Cardiovascular Bio Digital Twin Promises Faster Medical Diagnoses and Better Outcomes

Imagine if a doctor could almost instantly rule out two common drugs as being ineffective for a given patient, and quickly settle on using a third, thus saving weeks of trial and error. Or if that same doctor could essentially predict a given patient would develop hardened arteries in a few years, and counsel the patient on how to avoid that fate.

That is the promise of the Cardiovascular Bio Digital Twin under development at the NTT Research Medical and Health Informatics (MEI) Lab.

At the recent NTT Research Upgrade 2023 event, Iris Shelly, a Research Scientist in the MEI Lab, said her group chose the cardiovascular system as the first target for the bio digital twin technology for a few reasons. For one, in looking at the top 10 causes of death worldwide, ischemic heart disease and stroke together make up almost half of them, she said.

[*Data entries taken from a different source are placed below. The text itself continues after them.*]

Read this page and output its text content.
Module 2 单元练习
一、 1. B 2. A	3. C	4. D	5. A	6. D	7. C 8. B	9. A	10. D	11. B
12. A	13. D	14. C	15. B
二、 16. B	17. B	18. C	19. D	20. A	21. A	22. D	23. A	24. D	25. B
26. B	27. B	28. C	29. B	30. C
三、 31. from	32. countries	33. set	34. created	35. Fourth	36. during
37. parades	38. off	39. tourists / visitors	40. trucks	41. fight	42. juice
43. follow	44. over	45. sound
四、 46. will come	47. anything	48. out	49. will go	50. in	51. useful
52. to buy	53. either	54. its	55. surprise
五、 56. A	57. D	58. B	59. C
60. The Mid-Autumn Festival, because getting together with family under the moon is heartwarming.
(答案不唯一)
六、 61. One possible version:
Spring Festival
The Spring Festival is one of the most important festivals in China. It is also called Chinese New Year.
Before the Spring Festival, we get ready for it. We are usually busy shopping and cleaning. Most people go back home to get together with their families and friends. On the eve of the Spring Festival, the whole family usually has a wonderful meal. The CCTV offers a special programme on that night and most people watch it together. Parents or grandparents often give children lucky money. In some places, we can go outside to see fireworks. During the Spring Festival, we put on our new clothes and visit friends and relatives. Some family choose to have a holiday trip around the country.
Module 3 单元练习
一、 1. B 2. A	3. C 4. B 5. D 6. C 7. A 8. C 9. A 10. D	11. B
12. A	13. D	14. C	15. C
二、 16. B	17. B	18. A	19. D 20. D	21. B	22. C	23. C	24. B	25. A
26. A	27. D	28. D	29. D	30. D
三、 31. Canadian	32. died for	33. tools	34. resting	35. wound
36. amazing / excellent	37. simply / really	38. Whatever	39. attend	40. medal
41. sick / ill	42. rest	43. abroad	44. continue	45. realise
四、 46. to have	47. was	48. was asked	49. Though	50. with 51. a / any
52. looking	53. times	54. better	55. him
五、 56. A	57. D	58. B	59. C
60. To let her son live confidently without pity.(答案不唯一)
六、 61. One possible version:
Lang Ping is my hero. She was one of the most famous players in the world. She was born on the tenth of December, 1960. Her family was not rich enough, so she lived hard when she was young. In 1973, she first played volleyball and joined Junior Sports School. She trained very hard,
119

The cardiovascular system is also a good target because it essentially consists of a pump, the heart, that circulates blood through a series of valves and pipes. “Thanks to this basic basis in fluid mechanics, we can use some relatively simple equations to model this basic blood flow, or hemodynamics,” she said.

In the cardiovascular bio digital twin model, numerous other body systems are layered on top of that basic framework. They include the autonomic nervous system to orchestrate blood pressure and heart rate, kidneys for renal system interaction with blood and fluid volumes, and lungs to provide oxygenation of the blood.

This generic model is then tuned to individual patients using a software platform from Embody Bio that enables it to be combined with an individual patient’s clinical data as well as data gathered by running the model through a range of parameter values on a large digital population.

“These internal parameter values are our hypotheses,” Shelly said. “They’re basically our best guess at the range of physiological values we could see in the real population.”

With this digital twin model at their disposal, the idea is that doctors can far more easily determine effective treatments on patients as well as make predictions.

Say a patient comes to the doctor with hypertension. The doctor needs to find a way to lower the patient’s blood pressure. Normally that would mean prescribing a drug, sending the patient home, and waiting a couple of weeks or more to see whether it works. The bio-digital twin enables the doctor to run tests for the drug in the office and immediately see how effective it would be on that particular patient. Maybe the doctor finds the third drug is the one that performs best for this patient.

“Without the digital twin, these two unsuccessful treatment options could have cost weeks or months in the patient’s journey to better health, potentially adding uncomfortable side effects,” Shelly said. “Not to mention the financial cost of the drugs themselves and just the negative health impacts of persistent high blood pressure.”

In a similar fashion, a doctor could also use the digital twin to peer into the future and predict that a patient who is healthy today is nonetheless at risk of developing high blood pressure a few years down the road. At that point, the doctor can recommend lifestyle changes that could alter that outcome, whether physical activity or changes to diet.

Iris Shelly is a scientist in the Medical and Health Informatics laboratories. After graduating with a degree in biomedical engineering from Washington University in St. Louis, she began working in software verification of implantable cardiac devices. At the same time, she completed a master’s degree in electrical engineering, with a focus on biological signal processing. Most recently, she worked as an applied research engineer, designing and developing cardiac signal and arrhythmia detection algorithms for implantable cardiac monitors and pacemakers. Her work in the MEI lab focuses on development of the Cardiovascular Bio Digital Twin, starting with supporting the model architecture and interfaces.